So why can’t you “train” Sense? We get this question a lot and on the surface it seems reasonable: Sense looks at the signature of devices in order to detect them consistently in your home, so it should follow that if you turn off everything in your home except for a single device, Sense should be able to properly identify that device in isolation and then continue to look for it in the future. Unfortunately, it’s not that simple.
It’s not a matter of Sense just knowing the “pure” signature of a device in isolation. Those signatures are unique, yes, but they’re unique in your particular home too and, moreover, they look different depending on the other devices running in your home. The common machine learning analogy for what we do is trying to pick out a particular voice in a room of people speaking. This is a pretty strong analogy, but it’s not perfect. That’s already a very hard problem, but what if that voice keeps changing in quality (in vocal range, in accent, in speed, and so on)? That’s essentially what we’re dealing with. The same device can look pretty different across homes based on other devices that are running concurrently as well as the general noisiness of your home power, which itself can vary over time. It’s tough to overstate how complicated and challenging this problem is.

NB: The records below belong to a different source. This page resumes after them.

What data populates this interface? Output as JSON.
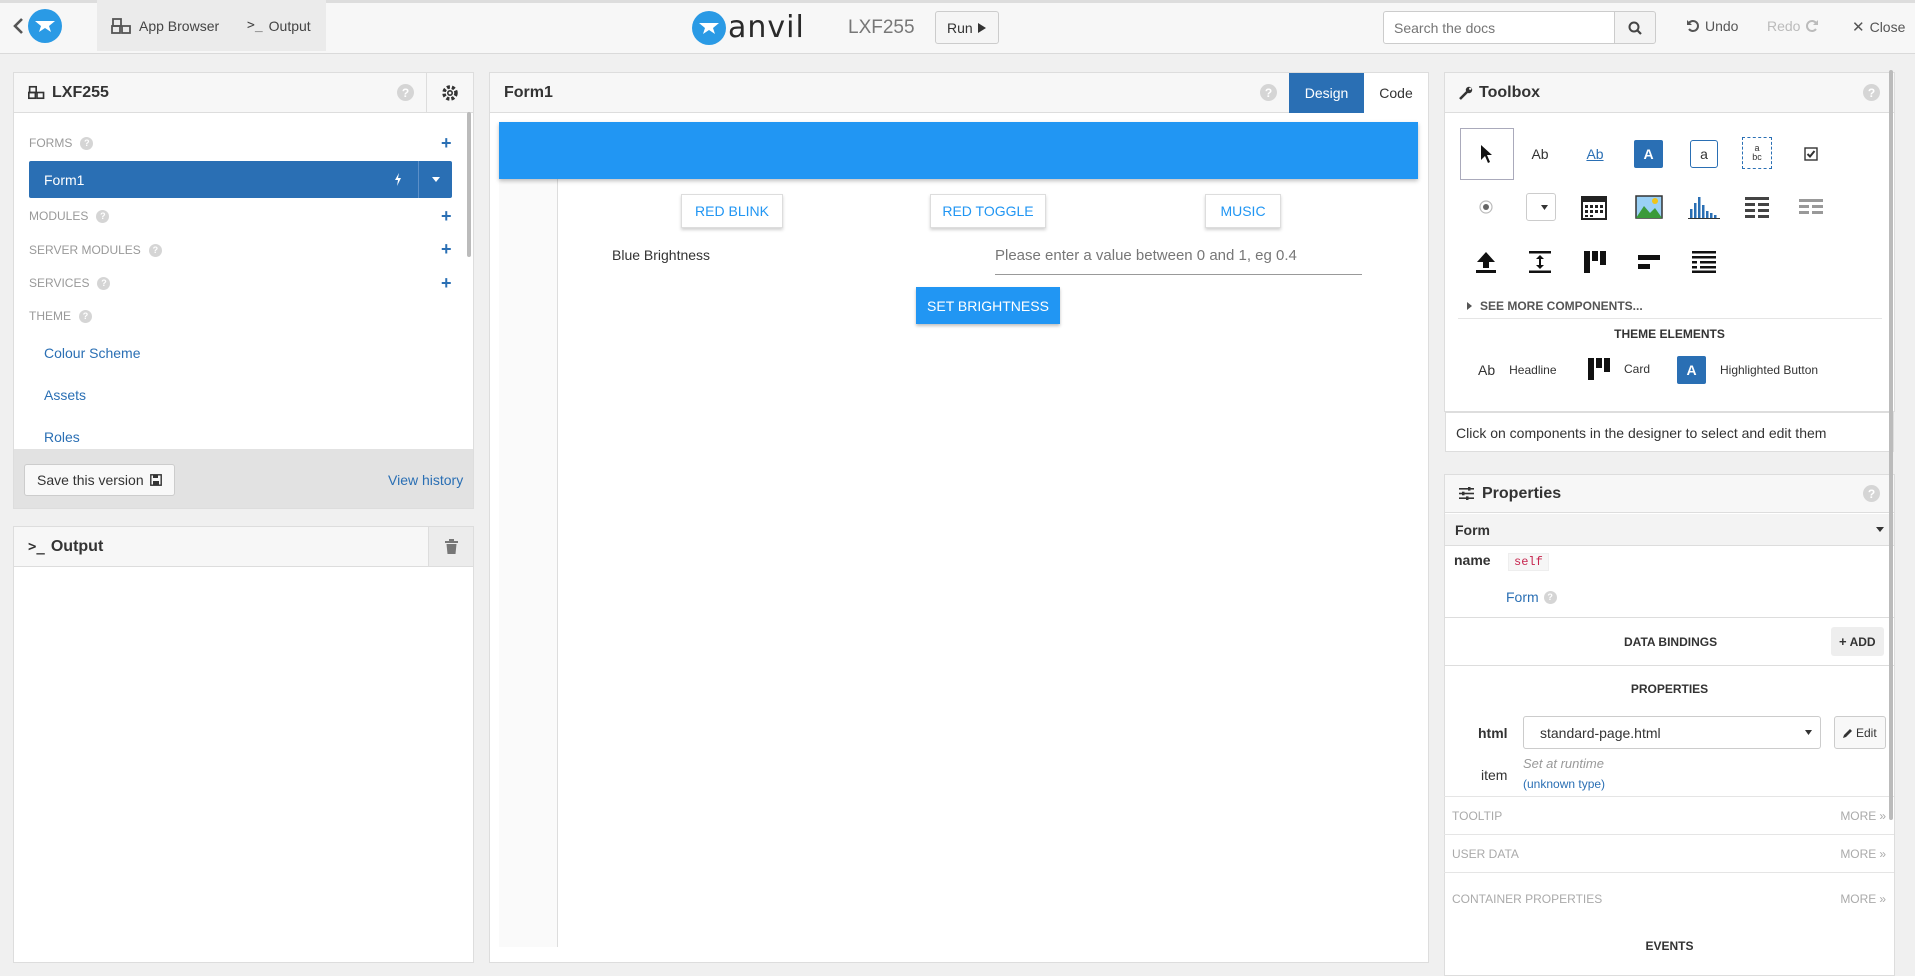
{
  "topbar": {
    "app_browser": "App Browser",
    "output": "Output",
    "brand": "anvil",
    "app_name": "LXF255",
    "run": "Run",
    "search_placeholder": "Search the docs",
    "undo": "Undo",
    "redo": "Redo",
    "close": "Close"
  },
  "app_panel": {
    "title": "LXF255",
    "sections": {
      "forms": "FORMS",
      "modules": "MODULES",
      "server_modules": "SERVER MODULES",
      "services": "SERVICES",
      "theme": "THEME"
    },
    "form_item": "Form1",
    "theme_items": [
      "Colour Scheme",
      "Assets",
      "Roles"
    ],
    "save_version": "Save this version",
    "view_history": "View history"
  },
  "output_panel": {
    "title": "Output"
  },
  "designer": {
    "title": "Form1",
    "tab_design": "Design",
    "tab_code": "Code",
    "buttons": [
      "RED BLINK",
      "RED TOGGLE",
      "MUSIC"
    ],
    "label": "Blue Brightness",
    "input_placeholder": "Please enter a value between 0 and 1, eg 0.4",
    "set_button": "SET BRIGHTNESS",
    "header_color": "#2196f3"
  },
  "toolbox": {
    "title": "Toolbox",
    "see_more": "SEE MORE COMPONENTS...",
    "theme_elements": "THEME ELEMENTS",
    "theme_items": [
      "Headline",
      "Card",
      "Highlighted Button"
    ],
    "hint": "Click on components in the designer to select and edit them",
    "tool_text": {
      "label": "Ab",
      "link": "Ab",
      "button": "A",
      "textbox": "a",
      "textarea_top": "a",
      "textarea_bottom": "bc",
      "headline_icon": "Ab",
      "hbutton_icon": "A"
    }
  },
  "properties": {
    "title": "Properties",
    "dropdown": "Form",
    "name_label": "name",
    "name_value": "self",
    "form_link": "Form",
    "data_bindings": "DATA BINDINGS",
    "add": "ADD",
    "properties_header": "PROPERTIES",
    "html_label": "html",
    "html_value": "standard-page.html",
    "edit": "Edit",
    "item_label": "item",
    "item_value": "Set at runtime",
    "item_type": "(unknown type)",
    "tooltip": "TOOLTIP",
    "user_data": "USER DATA",
    "container_properties": "CONTAINER PROPERTIES",
    "more": "MORE",
    "events": "EVENTS"
  },
  "colors": {
    "accent": "#2a6fb4",
    "material_blue": "#2196f3"
  }
}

With this in mind, the prospect of “training” Sense should look a lot more problematic. Sense needs to see repeated patterns, enough repeated patterns that it can consistently detect a device regardless of power line noise or any other devices running concurrently (which make the “voice” sound different). Exactly how many noise-altered iterations of a device Sense needs to see varies, but it’s much more than you would be able to comfortably tag. This explanation is avoiding the topic of resolution, where Sense looks at sub-second features like the on/off transients of a device to properly identify it. The resolution of the Power Meter is downsized to allow for a better viewing experience, but even if we showed you the full data at a 1MHz resolution, it would be incredibly challenging to manually mark the exact beginning and end of a millisecond event with any accuracy — and Sense needs accuracy. To complicate things even further, the signatures of some devices, like LEDs, can change after being turned on/off in succession. It’s a tough nut to crack, for sure!

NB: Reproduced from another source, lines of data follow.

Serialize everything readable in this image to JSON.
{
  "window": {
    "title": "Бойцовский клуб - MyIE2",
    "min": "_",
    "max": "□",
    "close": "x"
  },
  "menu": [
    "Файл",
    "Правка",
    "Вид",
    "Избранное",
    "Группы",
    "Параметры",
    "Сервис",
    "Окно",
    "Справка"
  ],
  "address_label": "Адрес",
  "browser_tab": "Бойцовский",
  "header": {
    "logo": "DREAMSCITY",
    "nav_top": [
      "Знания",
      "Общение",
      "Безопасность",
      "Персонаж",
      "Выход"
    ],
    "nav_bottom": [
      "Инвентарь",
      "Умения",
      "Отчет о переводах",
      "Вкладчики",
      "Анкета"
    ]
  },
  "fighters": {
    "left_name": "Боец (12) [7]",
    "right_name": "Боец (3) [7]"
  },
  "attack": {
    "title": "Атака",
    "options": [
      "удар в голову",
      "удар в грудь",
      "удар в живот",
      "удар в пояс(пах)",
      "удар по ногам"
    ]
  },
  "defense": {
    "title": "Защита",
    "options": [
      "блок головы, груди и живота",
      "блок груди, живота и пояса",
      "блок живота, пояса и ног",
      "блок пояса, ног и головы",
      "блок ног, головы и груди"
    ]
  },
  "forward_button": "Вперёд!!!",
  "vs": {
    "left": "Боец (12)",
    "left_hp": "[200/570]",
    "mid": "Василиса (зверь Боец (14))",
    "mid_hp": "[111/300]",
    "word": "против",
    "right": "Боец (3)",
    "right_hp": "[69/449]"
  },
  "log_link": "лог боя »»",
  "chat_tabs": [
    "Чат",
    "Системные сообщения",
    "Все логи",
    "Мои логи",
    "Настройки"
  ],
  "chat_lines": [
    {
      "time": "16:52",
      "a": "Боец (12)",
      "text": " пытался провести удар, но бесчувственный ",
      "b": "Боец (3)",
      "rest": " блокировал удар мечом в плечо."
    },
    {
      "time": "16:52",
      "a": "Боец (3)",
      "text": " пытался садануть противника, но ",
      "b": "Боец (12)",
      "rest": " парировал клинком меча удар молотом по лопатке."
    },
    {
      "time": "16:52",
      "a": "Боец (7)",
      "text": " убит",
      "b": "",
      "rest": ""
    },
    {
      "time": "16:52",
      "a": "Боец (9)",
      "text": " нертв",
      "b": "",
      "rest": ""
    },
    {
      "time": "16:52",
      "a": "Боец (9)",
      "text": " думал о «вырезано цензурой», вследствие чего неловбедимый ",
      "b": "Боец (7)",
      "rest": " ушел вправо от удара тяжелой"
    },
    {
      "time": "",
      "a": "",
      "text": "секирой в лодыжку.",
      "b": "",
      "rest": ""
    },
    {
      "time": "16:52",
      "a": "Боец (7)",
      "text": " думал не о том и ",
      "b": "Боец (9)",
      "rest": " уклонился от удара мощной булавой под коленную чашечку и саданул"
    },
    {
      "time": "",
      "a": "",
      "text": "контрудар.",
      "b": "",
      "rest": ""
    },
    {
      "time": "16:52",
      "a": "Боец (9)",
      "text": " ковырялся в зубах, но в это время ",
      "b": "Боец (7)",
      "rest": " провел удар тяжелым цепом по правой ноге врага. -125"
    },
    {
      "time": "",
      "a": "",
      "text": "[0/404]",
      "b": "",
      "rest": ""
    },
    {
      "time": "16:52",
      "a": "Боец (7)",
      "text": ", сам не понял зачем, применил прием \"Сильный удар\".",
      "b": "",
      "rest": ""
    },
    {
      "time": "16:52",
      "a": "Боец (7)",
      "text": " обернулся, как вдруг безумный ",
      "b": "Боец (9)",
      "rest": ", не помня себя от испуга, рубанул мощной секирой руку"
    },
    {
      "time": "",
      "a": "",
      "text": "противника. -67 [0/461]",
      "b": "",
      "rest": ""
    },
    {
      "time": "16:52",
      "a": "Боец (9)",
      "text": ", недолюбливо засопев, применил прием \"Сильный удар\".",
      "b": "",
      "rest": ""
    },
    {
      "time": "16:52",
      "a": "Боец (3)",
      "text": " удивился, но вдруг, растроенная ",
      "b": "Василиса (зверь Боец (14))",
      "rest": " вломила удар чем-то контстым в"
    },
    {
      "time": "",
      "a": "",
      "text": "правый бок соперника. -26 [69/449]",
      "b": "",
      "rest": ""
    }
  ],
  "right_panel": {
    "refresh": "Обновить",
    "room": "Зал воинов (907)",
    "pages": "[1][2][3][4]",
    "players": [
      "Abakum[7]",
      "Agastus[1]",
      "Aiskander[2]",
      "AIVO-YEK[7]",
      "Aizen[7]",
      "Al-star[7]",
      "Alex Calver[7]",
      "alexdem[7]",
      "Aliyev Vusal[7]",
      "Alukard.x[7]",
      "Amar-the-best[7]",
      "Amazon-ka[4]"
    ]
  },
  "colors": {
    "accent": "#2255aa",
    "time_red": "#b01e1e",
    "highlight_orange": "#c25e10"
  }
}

A related question we often get is, “Why can’t we tell you what devices we have in our home and you can look for them?” @kevin1 has provided a fantastic explanation via the analogy of facial recognition:
There are really two steps to the process. First machine learning identifies the bounding boxes/ circles for all the faces in a photo(s). After that a human can tag the faces with specific names. Subsequently, machine learning can begin associating names with at least some photos. But until machine learning has identified the face as a face, there’s no value in telling it that Jack is somewhere in the photo. Some photo environments do let a user define a facial region and assign a name, but that data is entirely for human benefit and NOT used for learning, because there is no “identification” for machine learning to tag with the name. But you certainly can erase incorrect names that have been automatically associated with an identified face, form improved learning. Similar to marking a device as “not on”.

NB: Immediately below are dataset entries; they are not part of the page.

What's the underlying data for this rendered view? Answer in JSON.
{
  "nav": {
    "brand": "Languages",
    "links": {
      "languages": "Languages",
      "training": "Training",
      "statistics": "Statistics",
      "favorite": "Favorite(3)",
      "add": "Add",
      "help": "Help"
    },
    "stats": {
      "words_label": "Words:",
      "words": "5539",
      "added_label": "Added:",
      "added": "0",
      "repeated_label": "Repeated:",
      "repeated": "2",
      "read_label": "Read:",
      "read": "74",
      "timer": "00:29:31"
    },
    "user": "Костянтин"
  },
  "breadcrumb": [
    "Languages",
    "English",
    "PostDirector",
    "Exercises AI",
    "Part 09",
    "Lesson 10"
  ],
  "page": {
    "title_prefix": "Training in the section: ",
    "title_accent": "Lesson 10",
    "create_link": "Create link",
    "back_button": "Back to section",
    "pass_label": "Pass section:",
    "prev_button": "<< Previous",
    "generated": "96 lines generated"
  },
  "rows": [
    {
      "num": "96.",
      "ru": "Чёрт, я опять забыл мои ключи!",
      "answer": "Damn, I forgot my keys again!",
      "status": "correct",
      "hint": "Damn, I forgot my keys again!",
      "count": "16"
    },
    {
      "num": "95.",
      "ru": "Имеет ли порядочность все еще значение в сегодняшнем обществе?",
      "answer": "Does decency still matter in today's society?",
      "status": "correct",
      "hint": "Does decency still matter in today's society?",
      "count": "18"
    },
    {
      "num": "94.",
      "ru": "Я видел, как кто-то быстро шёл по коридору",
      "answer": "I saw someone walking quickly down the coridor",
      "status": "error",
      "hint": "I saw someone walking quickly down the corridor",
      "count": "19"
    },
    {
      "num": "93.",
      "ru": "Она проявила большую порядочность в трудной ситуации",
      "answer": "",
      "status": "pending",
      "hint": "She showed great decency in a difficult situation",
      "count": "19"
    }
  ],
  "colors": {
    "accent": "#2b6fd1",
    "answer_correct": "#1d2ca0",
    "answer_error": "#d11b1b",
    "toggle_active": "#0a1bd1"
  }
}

While such a survey would provide us with some useful information, and we’re looking for ways to gather this information with your help, it would benefit detection in the long term and not result in immediate detection benefits.
I hope that helps to explain why training Sense is just not a realistic option. Still, you can help furnish our data science team with data to refine the device detection process by renaming devices, marking devices as Not On, and utilizing features like Community Names. Be sure to turn on Network Identification as it can help find your networked devices, like Smart TVs. In addition, we’re pressing forward with integrations that can help your Sense monitor grab ground truth data directly from your devices, like our latest Philips Hue integration.